For example, a man, a U.S. citizen, has submitted a petition to USCIS to allow his German wife to come to the United States to live permanently. In the application, the husband is listed as the petitioner and his wife is listed as the beneficiary.

Key Takeaways: Immigration Petitioner

• A petitioner is someone who submits a request on behalf of a foreign national who wishes to immigrate to the United States. The foreign national is known as the beneficiary.

• Petitions for foreign relatives are made using Form I-130, and petitions for foreign workers are made using Form I-140.

• Because of green card quotas, petition processing can take anywhere from several months to several years.

Petition Forms

In U.S. immigration law, there are two forms used by USCIS for petitioners to submit on behalf of foreign nationals. If the petitioner is a relative of the foreign national, Form I-130, Petition for Alien Relative needs to be completed. This form asks for information used to establish the relationship between the petitioner and the beneficiary, including information about the petitioner's parents, spouse(s), place of birth, current address, employment history, and more. If the petitioner is submitting a petition on behalf of a spouse, Form I-130A, Supplemental Information for Spouse Beneficiary must be filled out.

If the petitioner is a prospective employer of the foreign national, they should complete Form I-140, Immigrant Petition for Alien Workers. This form asks for information about the beneficiary's skills, last arrival in the United States, place of birth, current address, and more. It also asks for information about the petitioner's business and the beneficiary's proposed employment.
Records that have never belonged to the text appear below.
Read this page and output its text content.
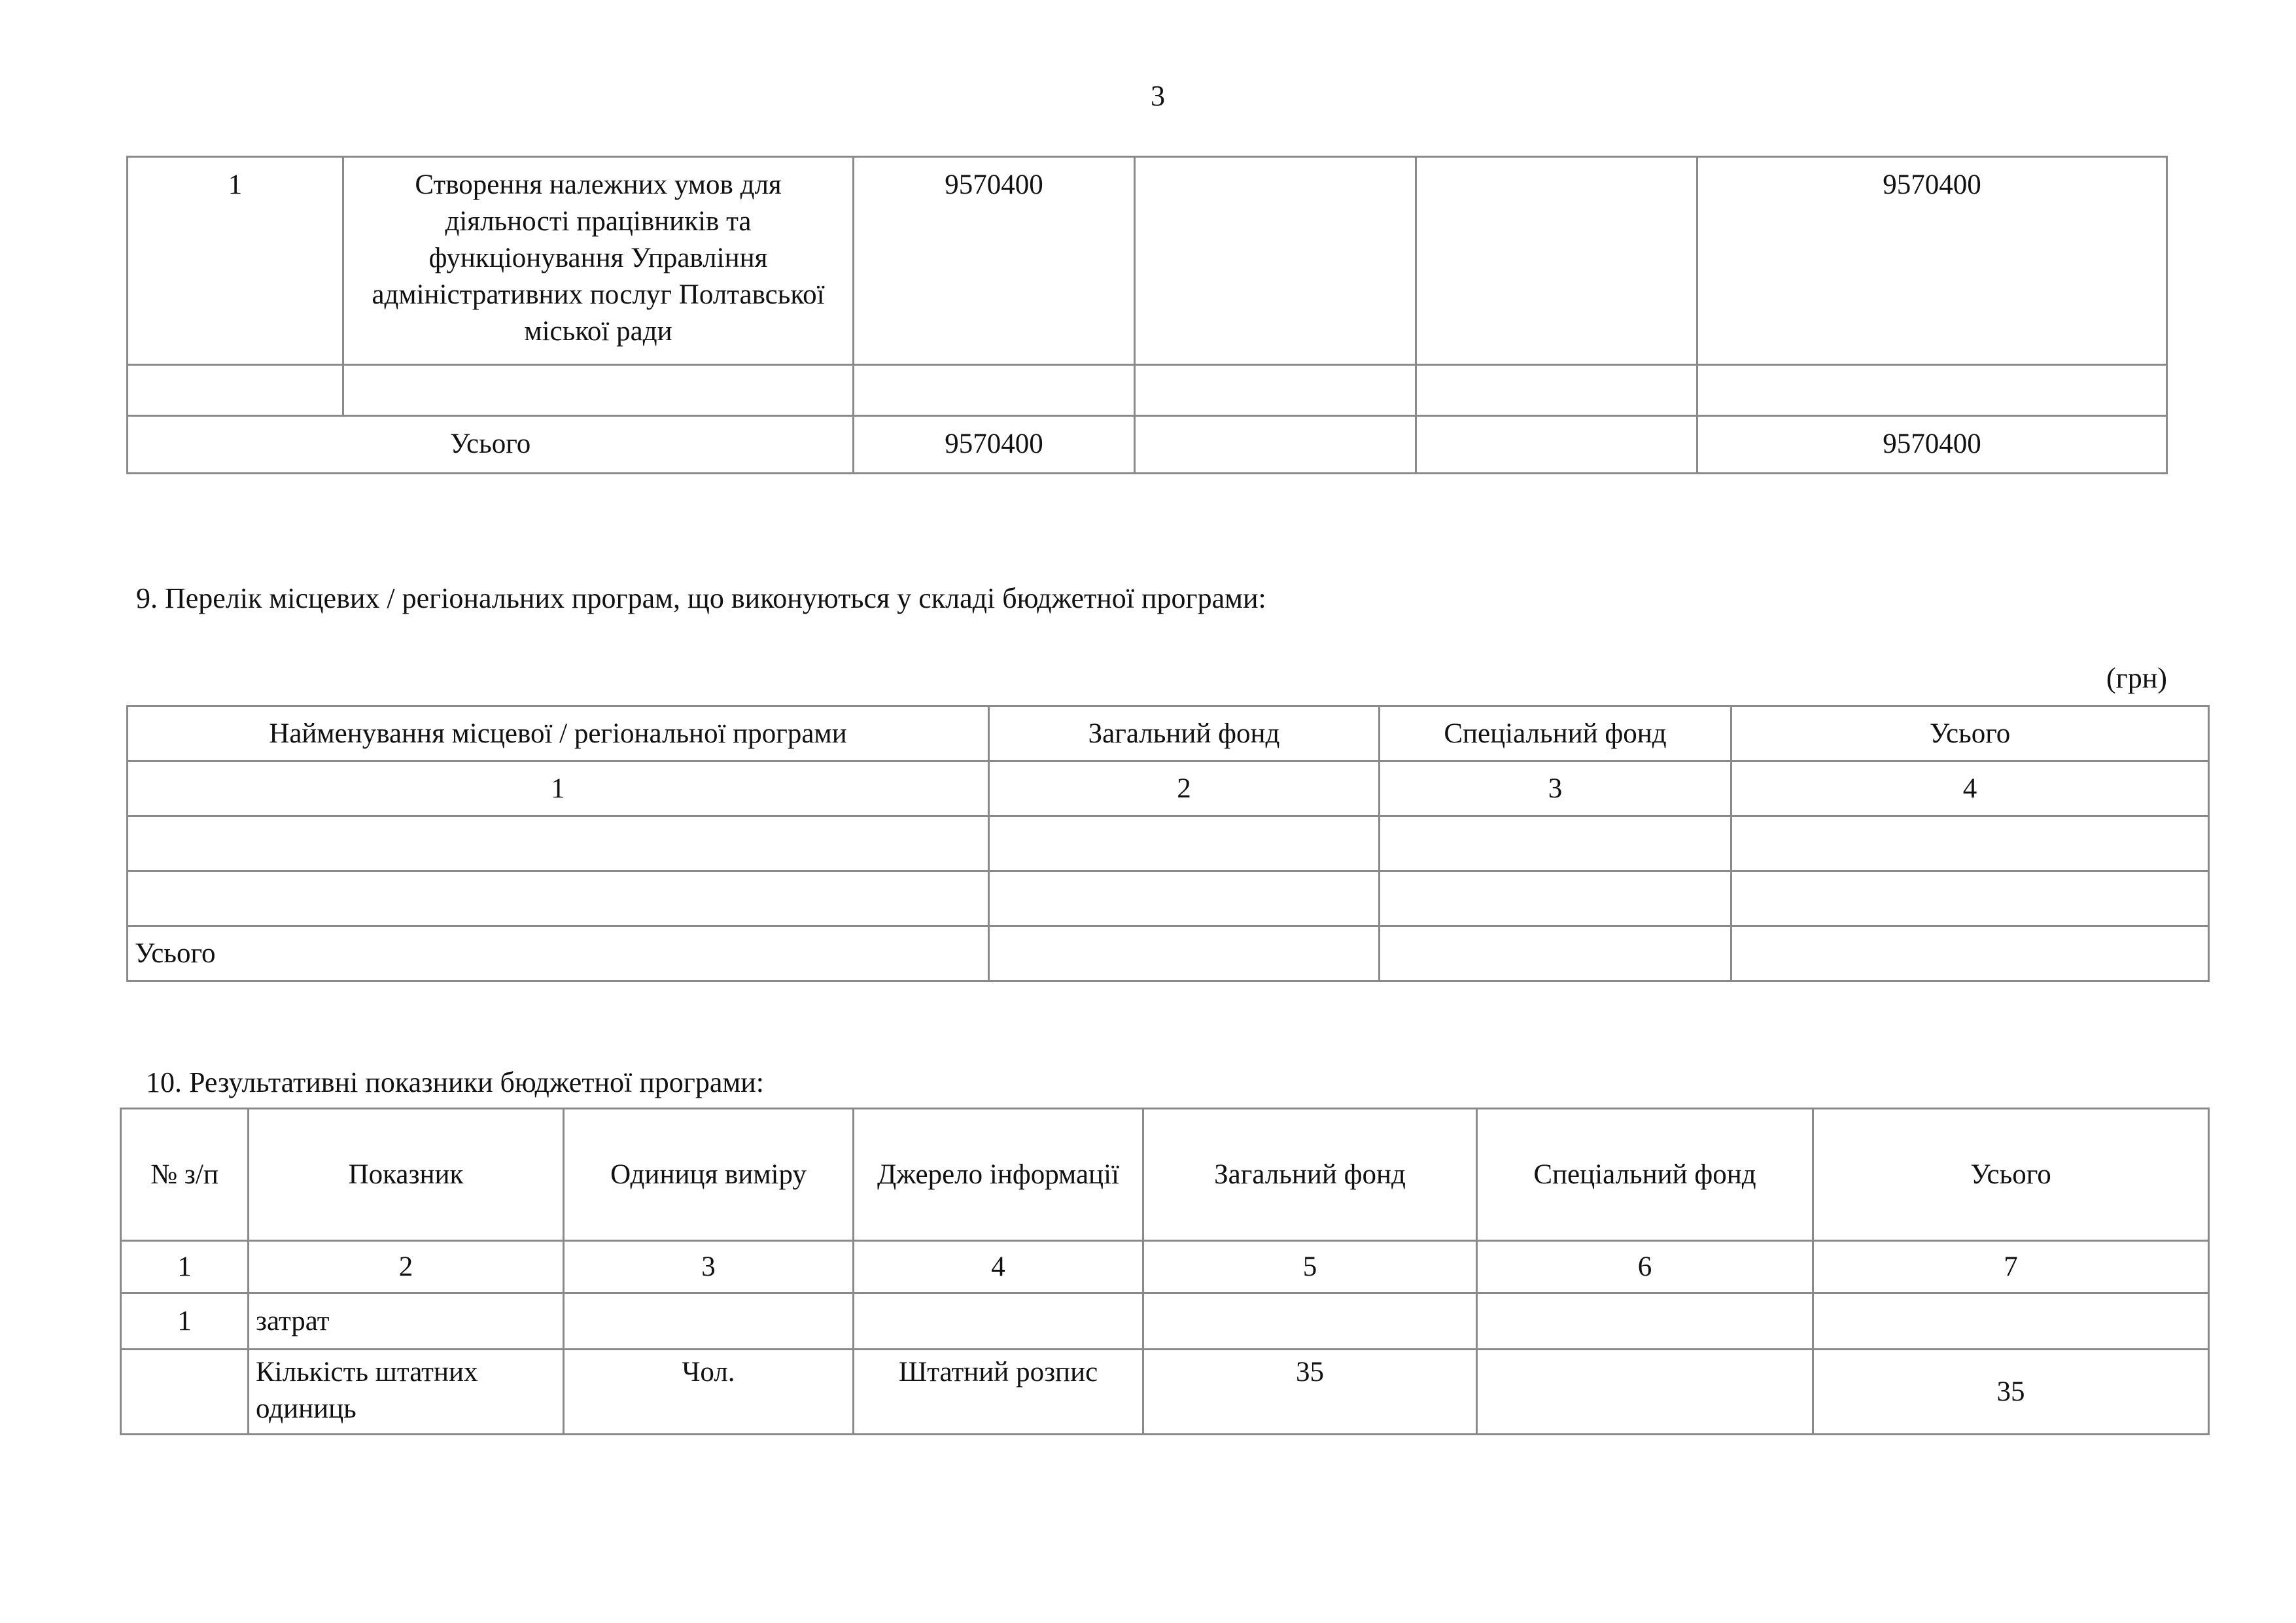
3
1	Створення належних умов для діяльності працівників та функціонування Управління адміністративних послуг Полтавської міської ради	9570400			9570400

Усього		9570400			9570400
9. Перелік місцевих / регіональних програм, що виконуються у складі бюджетної програми:
(грн)
Найменування місцевої / регіональної програми	Загальний фонд	Спеціальний фонд	Усього
1	2	3	4

Усього			
10. Результативні показники бюджетної програми:
№ з/п	Показник	Одиниця виміру	Джерело інформації	Загальний фонд	Спеціальний фонд	Усього
1	2	3	4	5	6	7
1	затрат					
	Кількість штатних одиниць	Чол.	Штатний розпис	35		35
Once one of these forms has been completed, the petitioner should mail it to the appropriate address (there are separate filing instructions for Form I-130 and Form I-140). To complete this process, the petitioner must also submit a filing fee (as of 2018, the fee is $535 for Form I-130 and $700 for Form I-140).

Approval Process

Once a petitioner has submitted a request, the document is a reviewed by a USCIS official known as an adjudicator. Forms are reviewed on a first-come, first served basis and can take anywhere from several months to several years to process.
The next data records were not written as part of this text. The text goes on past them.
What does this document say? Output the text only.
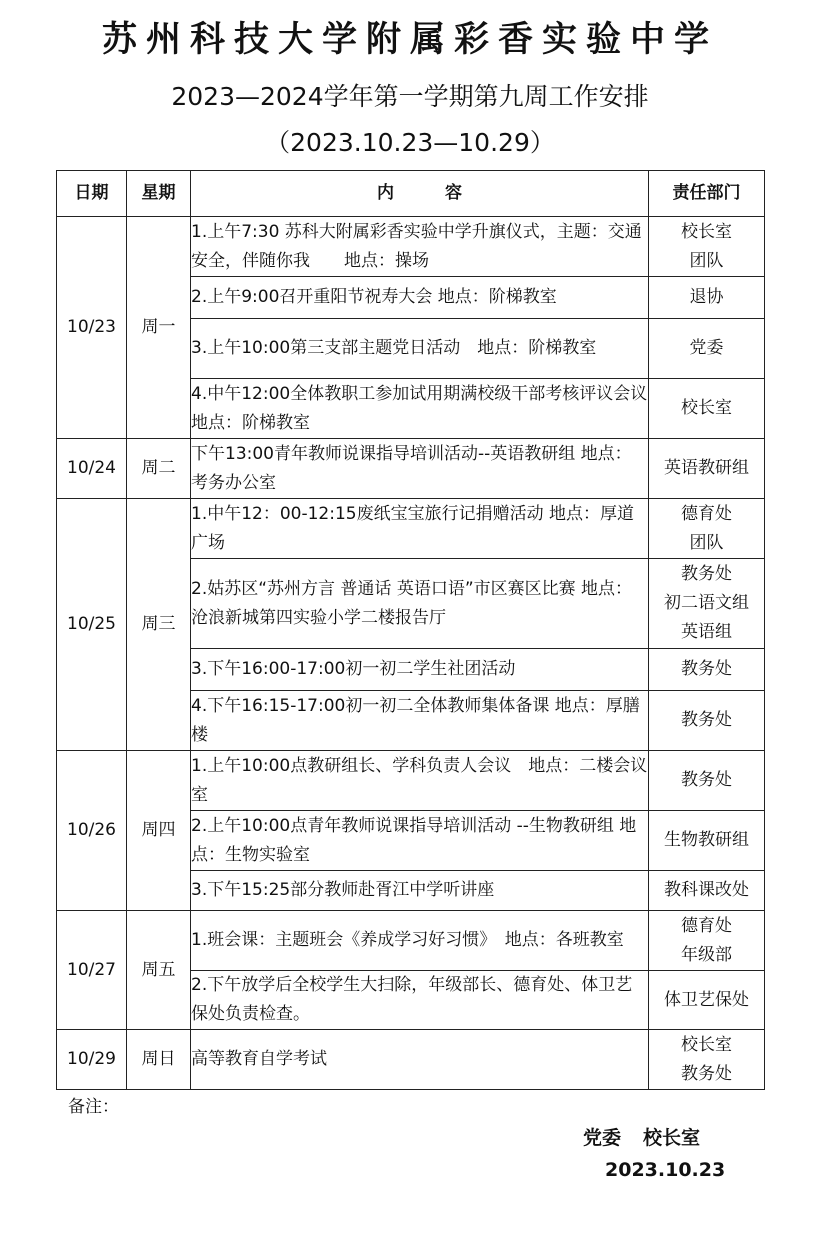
苏州科技大学附属彩香实验中学
2023—2024学年第一学期第九周工作安排
（2023.10.23—10.29）
日期	星期	内　　　容	责任部门
10/23	周一	1.上午7:30 苏科大附属彩香实验中学升旗仪式，主题：交通安全，伴随你我　　地点：操场	校长室
团队

		2.上午9:00召开重阳节祝寿大会 地点：阶梯教室	退协

		3.上午10:00第三支部主题党日活动　地点：阶梯教室	党委

		4.中午12:00全体教职工参加试用期满校级干部考核评议会议　地点：阶梯教室	校长室

10/24	周二	下午13:00青年教师说课指导培训活动--英语教研组 地点：考务办公室	英语教研组

10/25	周三	1.中午12：00-12:15废纸宝宝旅行记捐赠活动 地点：厚道广场	德育处
团队

		2.姑苏区“苏州方言 普通话 英语口语”市区赛区比赛 地点：沧浪新城第四实验小学二楼报告厅	教务处
初二语文组
英语组

		3.下午16:00-17:00初一初二学生社团活动	教务处

		4.下午16:15-17:00初一初二全体教师集体备课 地点：厚膳楼	教务处

10/26	周四	1.上午10:00点教研组长、学科负责人会议　地点：二楼会议室	教务处

		2.上午10:00点青年教师说课指导培训活动 --生物教研组 地点：生物实验室	生物教研组

		3.下午15:25部分教师赴胥江中学听讲座	教科课改处

10/27	周五	1.班会课：主题班会《养成学习好习惯》　地点：各班教室	德育处
年级部

		2.下午放学后全校学生大扫除，年级部长、德育处、体卫艺保处负责检查。	体卫艺保处

10/29	周日	高等教育自学考试	校长室
教务处
备注：
党委 校长室
2023.10.23
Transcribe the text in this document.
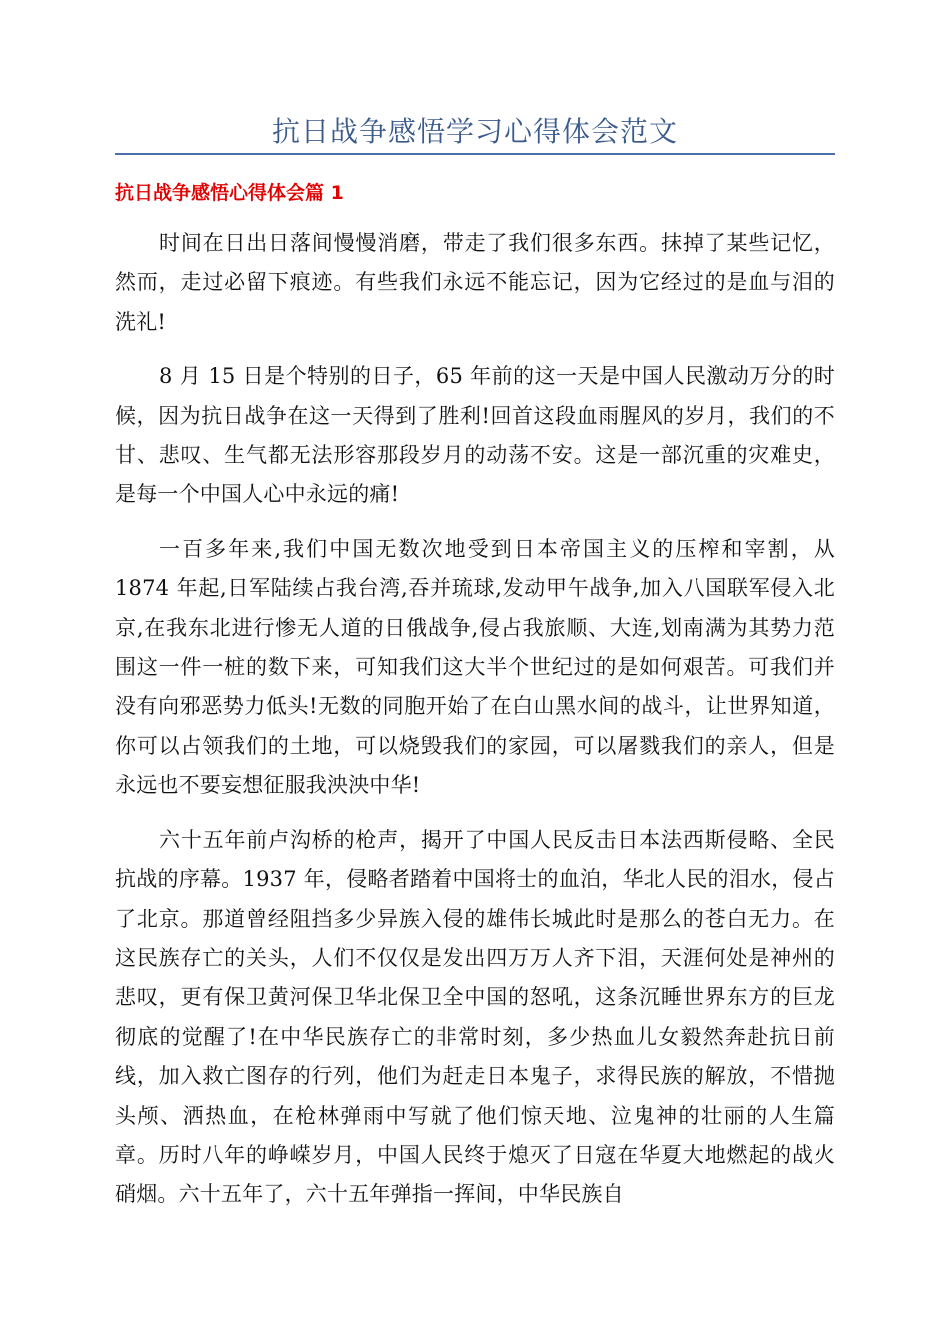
抗日战争感悟学习心得体会范文
抗日战争感悟心得体会篇 1

时间在日出日落间慢慢消磨，带走了我们很多东西。抹掉了某些记忆，然而，走过必留下痕迹。有些我们永远不能忘记，因为它经过的是血与泪的洗礼!

8 月 15 日是个特别的日子，65 年前的这一天是中国人民激动万分的时候，因为抗日战争在这一天得到了胜利!回首这段血雨腥风的岁月，我们的不甘、悲叹、生气都无法形容那段岁月的动荡不安。这是一部沉重的灾难史，是每一个中国人心中永远的痛!

一百多年来,我们中国无数次地受到日本帝国主义的压榨和宰割，从 1874 年起,日军陆续占我台湾,吞并琉球,发动甲午战争,加入八国联军侵入北京,在我东北进行惨无人道的日俄战争,侵占我旅顺、大连,划南满为其势力范围这一件一桩的数下来，可知我们这大半个世纪过的是如何艰苦。可我们并没有向邪恶势力低头!无数的同胞开始了在白山黑水间的战斗，让世界知道，你可以占领我们的土地，可以烧毁我们的家园，可以屠戮我们的亲人，但是永远也不要妄想征服我泱泱中华!

六十五年前卢沟桥的枪声，揭开了中国人民反击日本法西斯侵略、全民抗战的序幕。1937 年，侵略者踏着中国将士的血泊，华北人民的泪水，侵占了北京。那道曾经阻挡多少异族入侵的雄伟长城此时是那么的苍白无力。在这民族存亡的关头，人们不仅仅是发出四万万人齐下泪，天涯何处是神州的悲叹，更有保卫黄河保卫华北保卫全中国的怒吼，这条沉睡世界东方的巨龙彻底的觉醒了!在中华民族存亡的非常时刻，多少热血儿女毅然奔赴抗日前线，加入救亡图存的行列，他们为赶走日本鬼子，求得民族的解放，不惜抛头颅、洒热血，在枪林弹雨中写就了他们惊天地、泣鬼神的壮丽的人生篇章。历时八年的峥嵘岁月，中国人民终于熄灭了日寇在华夏大地燃起的战火硝烟。六十五年了，六十五年弹指一挥间，中华民族自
Because of U.S. quotas on the number of green cards that can be granted each year, Form I-130 processing times vary based on the relationship between the petitioner and the beneficiary. Some immediate relatives, for example—including spouses, parents, and children under 21—are given preference over siblings and adult children. Processing times for the latter can last as long as 10 years.

Once a petition is approved, the qualifying foreign national may apply for permanent residency status by submitting Form I-485. This document asks for information about the place of birth, current address, recent immigration history, criminal history, and more. Immigrants who are already in the United States may apply for adjustment of status, while those outside the United States may apply for a green card through the U.S. embassy.

If a foreign national is applying for an employment-based visa, they must complete the labor certification process, which is done through the Department of Labor. Once this is complete, the foreign national may apply for a visa.

Additional Information

About 50,000 visas are available each year through the Green Card Lottery. The lottery has certain entry requirements; for example, applicants must live in a qualifying country, and they must have at least a high school education or two years of work experience.

Once a foreign national has been approved and becomes a lawful permanent resident, they have certain rights. These include the right to live and work anywhere in the United States and the guarantee of equal protection under United States law. Lawful permanent residents also have certain responsibilities, including the requirement to report their income to the IRS. Male lawful permanent residents between the ages of 18 and 25 must also register for the Selective Service.